I believe Dora Montefiore would be a member of Radical Women. The Radical Women Manifesto states that RW, which formed in 1969, is still alive and kicking when so many feminist organisations from the 1970s have gone under. By “being audacious, multiracial, queer and straight, socialist feminist advocates for the overthrow of capitalism” and “embracing a theory that explains why war, environmental devastation and all forms of oppression are the order of the day under a system run for private profit,” we have “dramatically changed the political landscape.” I want to walk in the footsteps of this gutsy activist Sister. For women also inspired by Dora Montefiore’s story, now is the best time to join and change this earth’s landscape.
What Every Socialist Woman Should Know
“We English Social-Democratic women marked the same line of cleavage when we attended, the Adult Suffrage Conference and joined with Socialist men in passing the resolution which was sent up to the Prime Minister. That in view of the fact that two thirds of the adult population of this country is politically unrepresented, this Conference of Socialist and Labour organisations declares that no electoral reform will be satisfactory which does not extend the franchise to every adult man and women, and demands that the Government shall make this the basis of the Democratic Reform Bill foreshadowed by the Prime Minister.

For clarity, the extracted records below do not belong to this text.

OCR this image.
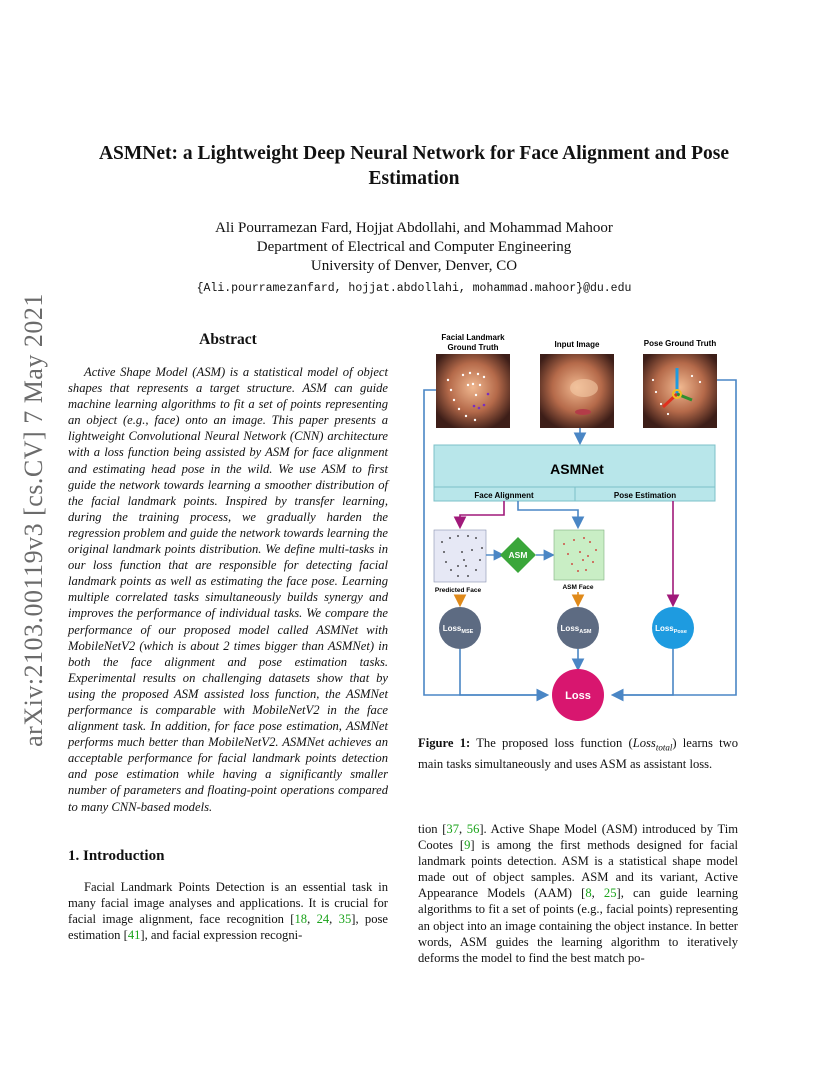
arXiv:2103.00119v3 [cs.CV] 7 May 2021
ASMNet: a Lightweight Deep Neural Network for Face Alignment and Pose Estimation
Ali Pourramezan Fard, Hojjat Abdollahi, and Mohammad Mahoor
Department of Electrical and Computer Engineering
University of Denver, Denver, CO
{Ali.pourramezanfard, hojjat.abdollahi, mohammad.mahoor}@du.edu
Abstract

Active Shape Model (ASM) is a statistical model of object shapes that represents a target structure. ASM can guide machine learning algorithms to fit a set of points representing an object (e.g., face) onto an image. This paper presents a lightweight Convolutional Neural Network (CNN) architecture with a loss function being assisted by ASM for face alignment and estimating head pose in the wild. We use ASM to first guide the network towards learning a smoother distribution of the facial landmark points. Inspired by transfer learning, during the training process, we gradually harden the regression problem and guide the network towards learning the original landmark points distribution. We define multi-tasks in our loss function that are responsible for detecting facial landmark points as well as estimating the face pose. Learning multiple correlated tasks simultaneously builds synergy and improves the performance of individual tasks. We compare the performance of our proposed model called ASMNet with MobileNetV2 (which is about 2 times bigger than ASMNet) in both the face alignment and pose estimation tasks. Experimental results on challenging datasets show that by using the proposed ASM assisted loss function, the ASMNet performance is comparable with MobileNetV2 in the face alignment task. In addition, for face pose estimation, ASMNet performs much better than MobileNetV2. ASMNet achieves an acceptable performance for facial landmark points detection and pose estimation while having a significantly smaller number of parameters and floating-point operations compared to many CNN-based models.

1. Introduction

Facial Landmark Points Detection is an essential task in many facial image analyses and applications. It is crucial for facial image alignment, face recognition [18, 24, 35], pose estimation [41], and facial expression recogni-

Facial Landmark
Ground Truth	Input Image	Pose Ground Truth
ASMNet
Face Alignment	Pose Estimation
Predicted Face
ASM
ASM Face
Loss$_{MSE}$	Loss$_{ASM}$	Loss$_{Pose}$
Loss
Figure 1: The proposed loss function (Loss$_{total}$) learns two main tasks simultaneously and uses ASM as assistant loss.

tion [37, 56]. Active Shape Model (ASM) introduced by Tim Cootes [9] is among the first methods designed for facial landmark points detection. ASM is a statistical shape model made out of object samples. ASM and its variant, Active Appearance Models (AAM) [8, 25], can guide learning algorithms to fit a set of points (e.g., facial points) representing an object into an image containing the object instance. In better words, ASM guides the learning algorithm to iteratively deforms the model to find the best match po-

If the rank and file of the Labour women had been as class conscious as their Russian sisters they would have joined solidly in our Social Democratic demand; but, unfortunately, the majority of Labour women at the present juncture are no wiser than are the Labour men, and they still think that reform instead of revolution is going to enfranchise the workers economically and politically. As long as a majority of them are of that way of thinking, they are still playing into the hands of the capitalist, and putting off to a more distant date the coming of Socialism.”